Experimental verification of generalized eigenstate thermalization hypothesis in an integrable system

Identifying the general mechanics behind the equilibration of a complex isolated quantum system towards a state described by only a few parameters has been the focus of attention in non-equilibrium thermodynamics. And several experimentally unproven conjectures are proposed for the statistical description of quantum (non-)integrable models. The plausible eigenstate thermalization hypothesis (ETH), which suggests that each energy eigenstate itself is thermal, plays a crucial role in understanding the quantum thermalization in non-integrable systems; it is commonly believed that it does not exist in integrable systems. Nevertheless, integrable systems can still relax to the generalized Gibbs ensemble. From a microscopic perspective, understanding the origin of this generalized thermalization that occurs in an isolated integrable system is a fundamental open question lacking experimental investigations. Herein, we experimentally investigated the spin subsystem relaxation in an isolated spin–orbit coupling quantum system.
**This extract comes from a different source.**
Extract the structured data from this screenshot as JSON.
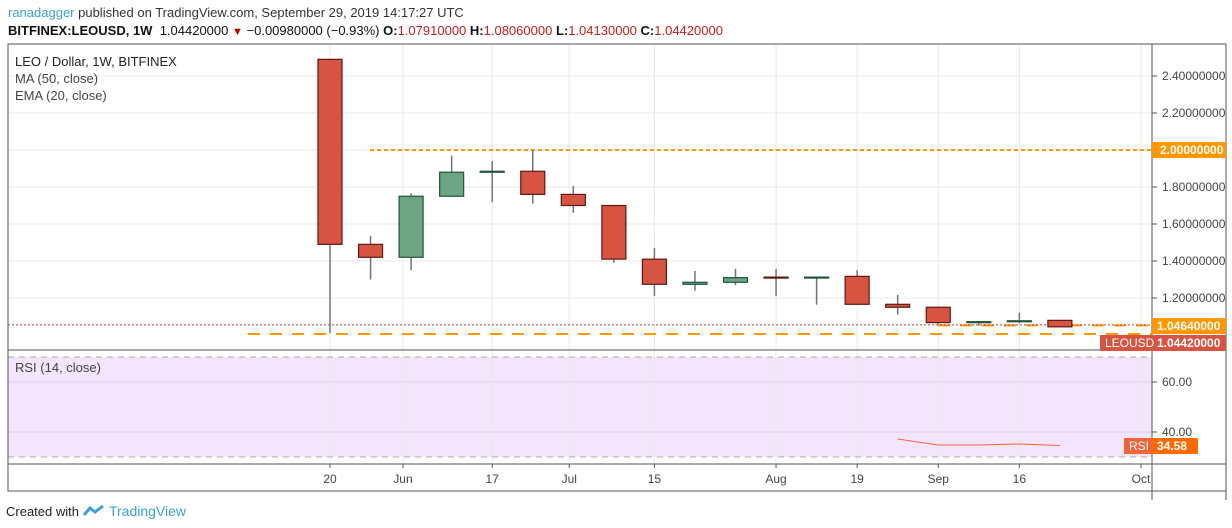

By applying the quantum state engineering technique, we initialized the system with various distribution widths in the mutual eigenbasis of the conserved quantities. Then, we compared the steady state of the spin subsystem reached in a long-time coherent dynamics to the prediction of a generalized version of ETH and the underlying mechanism of the generalized thermalization is experimentally verified for the first time. Our results facilitate understanding the origin of quantum statistical mechanics.